Regarding the April 26 front-page article “A milestone in quest for global justice”:
Costly and cumbersome, the Special Court for Sierra Leone is probably not the ideal model for future international human rights tribunals. Nonetheless, two decades after the crimes in question and following nearly five years of legal debate, the court finally provided some small measure of justice to the countless victims of former Liberian president Charles Taylor. Having witnessed the savagery and suffering of the intertwined wars of Liberia and Sierra Leone as a relief worker, I cannot imagine a punishment harsh enough for this criminal. One hopes the special court will hand down a sentence that keeps Mr. Taylor behind bars to reflect on his sins for the remainder of his natural life.
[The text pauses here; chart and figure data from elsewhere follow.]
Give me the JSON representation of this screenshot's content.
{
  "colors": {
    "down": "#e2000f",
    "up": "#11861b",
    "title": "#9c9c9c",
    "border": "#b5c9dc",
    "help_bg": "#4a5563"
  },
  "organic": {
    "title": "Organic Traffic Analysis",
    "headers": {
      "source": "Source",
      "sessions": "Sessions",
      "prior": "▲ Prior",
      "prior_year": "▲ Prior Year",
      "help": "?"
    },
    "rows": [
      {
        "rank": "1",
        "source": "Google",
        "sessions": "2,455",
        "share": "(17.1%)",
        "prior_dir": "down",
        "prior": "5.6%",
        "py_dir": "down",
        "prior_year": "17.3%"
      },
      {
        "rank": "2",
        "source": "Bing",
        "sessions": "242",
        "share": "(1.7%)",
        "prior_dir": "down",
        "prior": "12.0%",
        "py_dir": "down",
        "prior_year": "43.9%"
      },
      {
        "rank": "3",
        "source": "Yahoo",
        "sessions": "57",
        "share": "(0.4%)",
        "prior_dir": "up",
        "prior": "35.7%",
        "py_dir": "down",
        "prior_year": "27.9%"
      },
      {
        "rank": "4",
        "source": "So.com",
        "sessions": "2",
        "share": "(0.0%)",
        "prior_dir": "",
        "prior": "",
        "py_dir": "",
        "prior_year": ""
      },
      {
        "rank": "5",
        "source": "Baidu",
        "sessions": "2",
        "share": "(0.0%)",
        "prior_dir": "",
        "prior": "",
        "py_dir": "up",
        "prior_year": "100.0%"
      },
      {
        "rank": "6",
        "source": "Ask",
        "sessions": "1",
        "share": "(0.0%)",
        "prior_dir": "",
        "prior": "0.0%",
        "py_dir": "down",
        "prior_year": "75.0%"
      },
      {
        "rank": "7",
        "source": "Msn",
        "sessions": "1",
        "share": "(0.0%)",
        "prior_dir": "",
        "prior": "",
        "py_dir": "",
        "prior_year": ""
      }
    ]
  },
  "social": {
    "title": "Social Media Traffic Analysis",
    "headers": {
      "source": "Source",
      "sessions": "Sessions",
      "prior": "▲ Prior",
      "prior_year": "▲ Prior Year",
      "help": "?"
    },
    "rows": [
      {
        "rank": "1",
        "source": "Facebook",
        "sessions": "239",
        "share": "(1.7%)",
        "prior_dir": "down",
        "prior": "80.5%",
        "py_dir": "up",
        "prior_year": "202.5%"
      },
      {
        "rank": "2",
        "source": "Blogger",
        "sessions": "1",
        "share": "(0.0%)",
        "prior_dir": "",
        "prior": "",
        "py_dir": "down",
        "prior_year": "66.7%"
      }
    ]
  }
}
Chris Hennemeyer, Silver Spring
With the conviction of Charles Taylor for aiding and abetting war crimes in Sierra Leone [“Ex-Liberian leader found guilty of war crimes,” news story, April 27], perhaps now is a good time to remind him of his responsibility for the murder of five American nuns. In 1992, during the siege of Monrovia as part of an effort to terrorize and intimidate the local population, five American nuns and others working with the Catholic Church in an outlying part of the capital were killed, allegedly by rebels controlling the area under Mr. Taylor’s command.
Mr. Taylor has yet to be tried for any war crimes or crimes against humanity committed in Liberia from 1990 to 2003. While Liberia works to rebuild its justice system in the wake of Mr. Taylor’s departure from power, the U.S. attorney general needs to achieve justice for these Americans murdered almost two decades ago.